My vegetarian friend told me she loves curry. Being nosy, I like to find out the reason why people are vegetarians. Don’t get me wrong, I can appreciate various diets; in fact, I love all vegetables — although I can live without lima beans.

We talked about various vegetarian dishes and things she would normally fix for lunch and dinner and Indian foods came up in the conversation. In fact, she gave me a bunch of authentic Indian recipes she got from one of her friends, who is from India.

For me, every time I think about Indian food, I automatically think of curry. Of course, there is a lot more to Indian cuisine, but that’s what comes to my mind.

This recipe is for curry paste that you can use alone or as a base. Another thing that is so often associated with curry is coconut milk. There is no coconut milk in this recipe, but it is one of the ingredients that you can easily add for various recipes. Be sure to add the milk to the dish you are making and not to the paste itself. Also, you will notice this recipe uses vegetable stock to keep it vegetarian.

Like soups, you can use whatever stock to match your dish. Beef, pork, fish and chicken can be used depending on your main ingredients. Chicken or vegetable stocks are the two standards that can work for any dish.
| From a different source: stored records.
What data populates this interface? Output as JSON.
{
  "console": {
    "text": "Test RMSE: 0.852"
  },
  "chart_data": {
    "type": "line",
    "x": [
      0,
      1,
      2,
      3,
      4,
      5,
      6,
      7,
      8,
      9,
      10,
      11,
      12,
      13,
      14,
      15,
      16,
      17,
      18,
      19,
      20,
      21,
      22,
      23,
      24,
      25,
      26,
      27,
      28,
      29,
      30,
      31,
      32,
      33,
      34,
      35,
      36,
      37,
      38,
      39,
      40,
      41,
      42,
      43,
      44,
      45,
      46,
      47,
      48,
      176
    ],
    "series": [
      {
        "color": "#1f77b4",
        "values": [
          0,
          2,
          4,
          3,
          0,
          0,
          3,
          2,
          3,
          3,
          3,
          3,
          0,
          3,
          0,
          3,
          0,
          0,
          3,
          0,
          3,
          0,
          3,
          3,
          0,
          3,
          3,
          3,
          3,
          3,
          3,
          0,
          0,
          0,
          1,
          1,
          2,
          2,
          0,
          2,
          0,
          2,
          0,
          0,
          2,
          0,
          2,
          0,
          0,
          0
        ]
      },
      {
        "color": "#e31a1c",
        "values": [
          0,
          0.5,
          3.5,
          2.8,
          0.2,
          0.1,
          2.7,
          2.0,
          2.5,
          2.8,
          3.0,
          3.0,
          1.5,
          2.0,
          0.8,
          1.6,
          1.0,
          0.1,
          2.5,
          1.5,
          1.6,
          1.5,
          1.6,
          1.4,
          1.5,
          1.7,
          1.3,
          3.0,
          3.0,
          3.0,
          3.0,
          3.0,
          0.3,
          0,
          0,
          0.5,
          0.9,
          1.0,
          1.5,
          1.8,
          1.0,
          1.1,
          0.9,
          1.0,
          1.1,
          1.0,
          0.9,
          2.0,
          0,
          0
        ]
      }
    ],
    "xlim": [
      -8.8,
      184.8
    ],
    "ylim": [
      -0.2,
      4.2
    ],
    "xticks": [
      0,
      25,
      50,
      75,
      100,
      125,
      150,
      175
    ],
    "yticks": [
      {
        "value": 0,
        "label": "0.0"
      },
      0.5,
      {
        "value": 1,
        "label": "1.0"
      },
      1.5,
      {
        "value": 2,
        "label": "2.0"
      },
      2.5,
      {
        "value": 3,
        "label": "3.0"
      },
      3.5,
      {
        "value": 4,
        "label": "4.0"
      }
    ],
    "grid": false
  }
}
This recipe also can be easily changed for various heat levels and flavors. There are various curry powders you can try, as well as chili paste or various spices to make the curry paste hotter. The spices can be added directly to the paste, which will affect the entire batch, or you can add them to the various dishes separately.

As I always say, don’t be afraid to change or add various spices and ingredients that appeal to you. Again, this can be used as just a base or alone, so do a little experimenting with various ingredients and enjoy.

 Curry Paste
1 mango, peeled, pitted & diced
1 banana, peeled & sliced
2 green apples, peeled, seeded & diced
1 medium yellow onion, peeled & diced
1 stick butter
3 T mild Indian curry powder
1½ t turmeric powder
½ t chili powder
¼ C vegetable stock

 Sauté the onion in the butter until it starts to turn translucent. Add the fruits and as they sauté add the spices. Cook for a few minutes until the fruit is hot and tender throughout, stirring often with a wooden spoon to avoid burning.

Put the mixture into a blender and add just enough stock to allow the fruit to puree. Any leftover stock can be used later to thin out the paste if so desired. Add salt and pepper to taste.